Specific Mutations in KRAS Codons 12 and 13, and Patient Prognosis in 1075 BRAF Wild-Type Colorectal Cancers

Purpose: To assess prognostic roles of various KRAS oncogene mutations in colorectal cancer, BRAF mutation status must be controlled for because BRAF mutation is associated with poor prognosis, and almost all BRAF mutants are present among KRAS wild-type tumors. Taking into account experimental data supporting a greater oncogenic effect of codon 12 mutations compared with codon 13 mutations, we hypothesized that KRAS codon 12-mutated colorectal cancers might behave more aggressively than KRAS wild-type tumors and codon 13 mutants. Experimental design: Using molecular pathological epidemiology database of 1,261 rectal and colon cancers, we examined clinical outcome and tumor biomarkers of KRAS codon 12 and 13 mutations in 1,075 BRAF wild-type cancers (i.e., controlling for BRAF status).
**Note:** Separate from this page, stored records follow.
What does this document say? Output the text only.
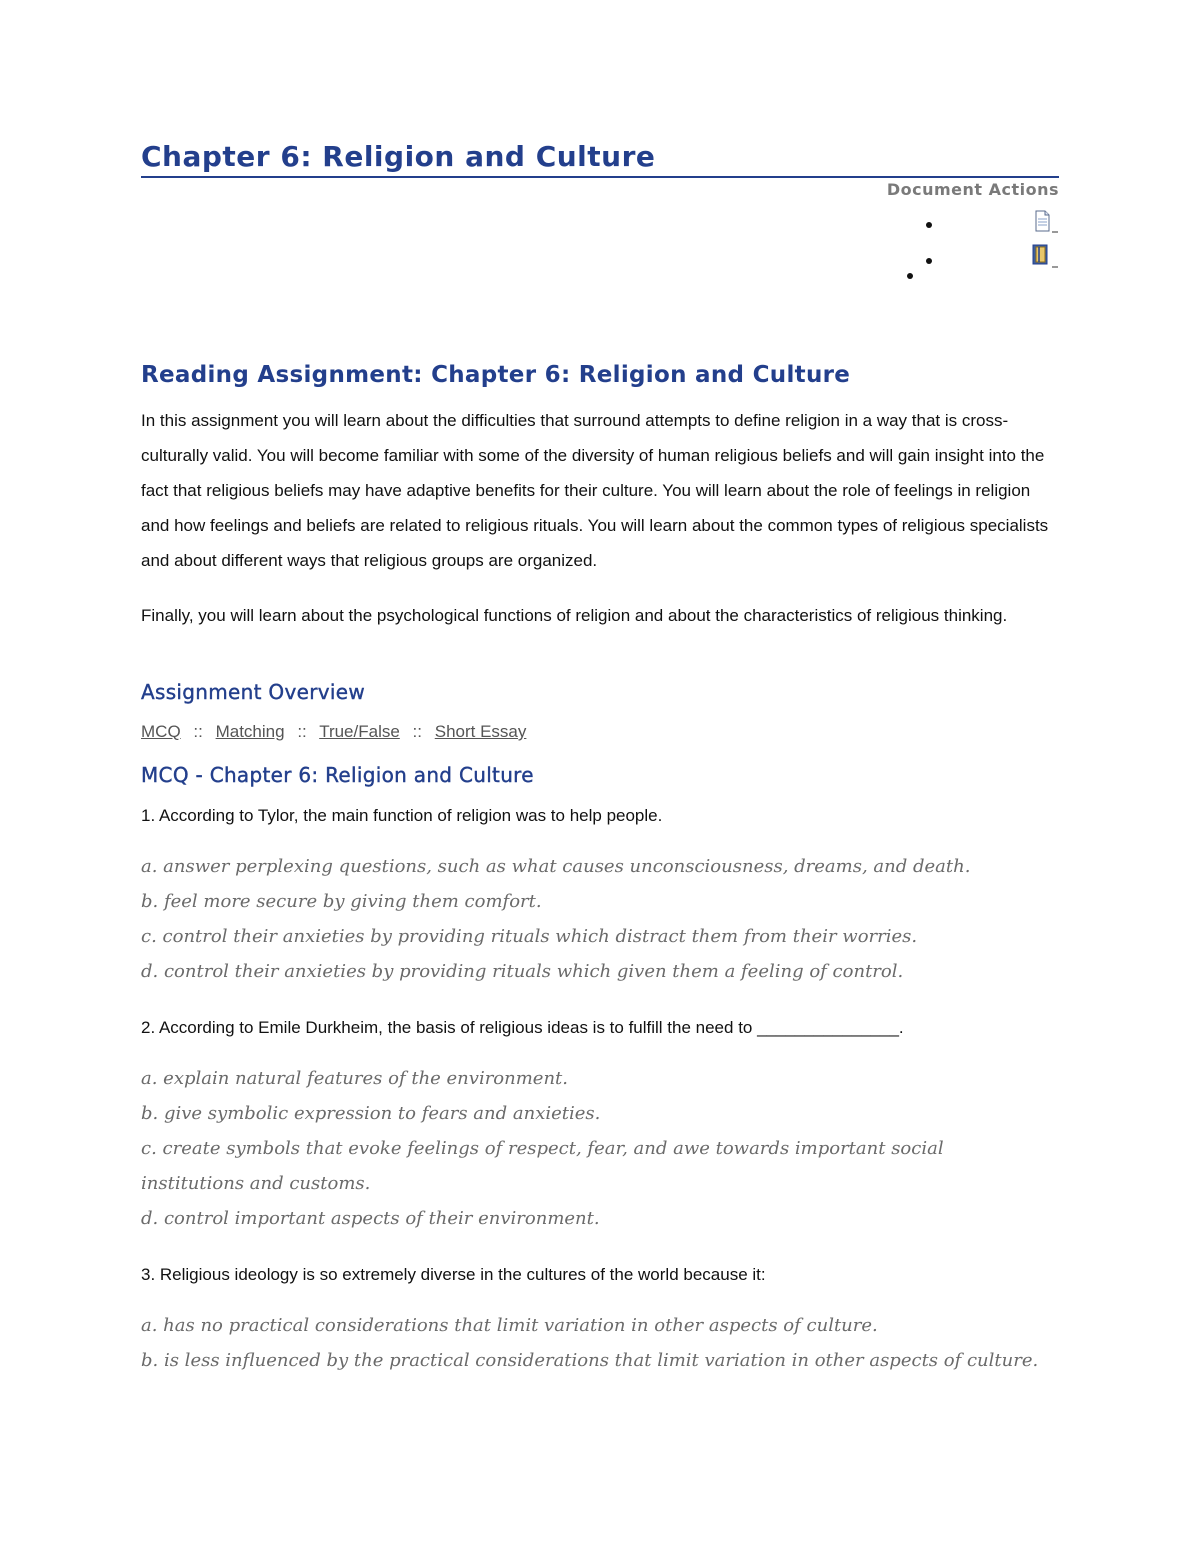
Chapter 6: Religion and Culture
Document Actions
Reading Assignment: Chapter 6: Religion and Culture
In this assignment you will learn about the difficulties that surround attempts to define religion in a way that is cross-culturally valid. You will become familiar with some of the diversity of human religious beliefs and will gain insight into the fact that religious beliefs may have adaptive benefits for their culture. You will learn about the role of feelings in religion and how feelings and beliefs are related to religious rituals. You will learn about the common types of religious specialists and about different ways that religious groups are organized.
Finally, you will learn about the psychological functions of religion and about the characteristics of religious thinking.
Assignment Overview
MCQ :: Matching :: True/False :: Short Essay
MCQ - Chapter 6: Religion and Culture
1. According to Tylor, the main function of religion was to help people.
a. answer perplexing questions, such as what causes unconsciousness, dreams, and death.
b. feel more secure by giving them comfort.
c. control their anxieties by providing rituals which distract them from their worries.
d. control their anxieties by providing rituals which given them a feeling of control.
2. According to Emile Durkheim, the basis of religious ideas is to fulfill the need to _______________.
a. explain natural features of the environment.
b. give symbolic expression to fears and anxieties.
c. create symbols that evoke feelings of respect, fear, and awe towards important social institutions and customs.
d. control important aspects of their environment.
3. Religious ideology is so extremely diverse in the cultures of the world because it:
a. has no practical considerations that limit variation in other aspects of culture.
b. is less influenced by the practical considerations that limit variation in other aspects of culture.
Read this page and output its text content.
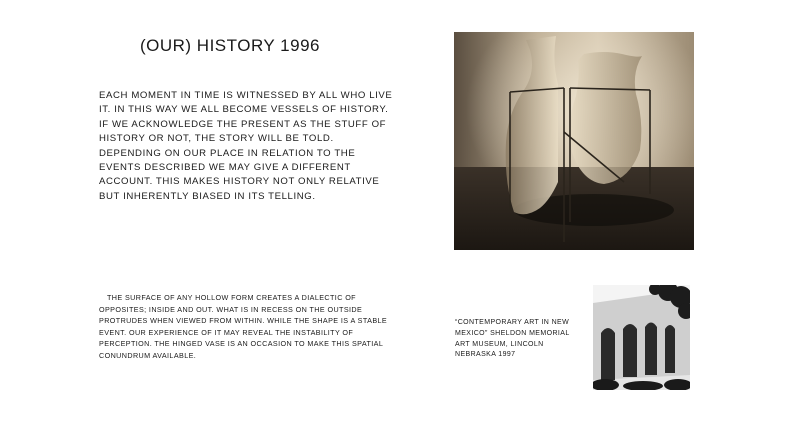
(OUR) HISTORY 1996

EACH MOMENT IN TIME IS WITNESSED BY ALL WHO LIVE IT. IN THIS WAY WE ALL BECOME VESSELS OF HISTORY. IF WE ACKNOWLEDGE THE PRESENT AS THE STUFF OF HISTORY OR NOT, THE STORY WILL BE TOLD. DEPENDING ON OUR PLACE IN RELATION TO THE EVENTS DESCRIBED WE MAY GIVE A DIFFERENT ACCOUNT. THIS MAKES HISTORY NOT ONLY RELATIVE BUT INHERENTLY BIASED IN ITS TELLING.

THE SURFACE OF ANY HOLLOW FORM CREATES A DIALECTIC OF OPPOSITES; INSIDE AND OUT. WHAT IS IN RECESS ON THE OUTSIDE PROTRUDES WHEN VIEWED FROM WITHIN. WHILE THE SHAPE IS A STABLE EVENT. OUR EXPERIENCE OF IT MAY REVEAL THE INSTABILITY OF PERCEPTION. THE HINGED VASE IS AN OCCASION TO MAKE THIS SPATIAL CONUNDRUM AVAILABLE.

“CONTEMPORARY ART IN NEW MEXICO” SHELDON MEMORIAL ART MUSEUM, LINCOLN NEBRASKA 1997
Cox proportional hazards model was used to compute mortality HR, adjusting for potential confounders, including stage, PIK3CA mutations, microsatellite instability, CpG island methylator phenotype, and LINE-1 methylation. Results: Compared with patients with KRAS wild-type/BRAF wild-type cancers (N = 635), those with KRAS codon 12 mutations (N = 332) experienced significantly higher colorectal cancer-specific mortality [log-rank P = 0.0001; multivariate HR, 1.30; 95% confidence interval (CI), 1.02-1.67; P = 0.037], whereas KRAS codon 13-mutated cases (N = 108) were not significantly associated with prognosis. Among the seven most common KRAS mutations, c.35G>T (p.G12V; N = 93) was associated with significantly higher colorectal cancer-specific mortality (log-rank P = 0.0007; multivariate HR, 2.00; 95% CI, 1.38-2.90, P = 0.0003) compared with KRAS wild-type/BRAF wild-type cases. Conclusions: KRAS codon 12 mutations (in particular, c.35G>T), but not codon 13 mutations, are associated with inferior survival in BRAF wild-type colorectal cancer. Our data highlight the importance of accurate molecular characterization in colorectal cancer. Clin Cancer Res; 18(17); 4753-63. (C) 2012 AACR.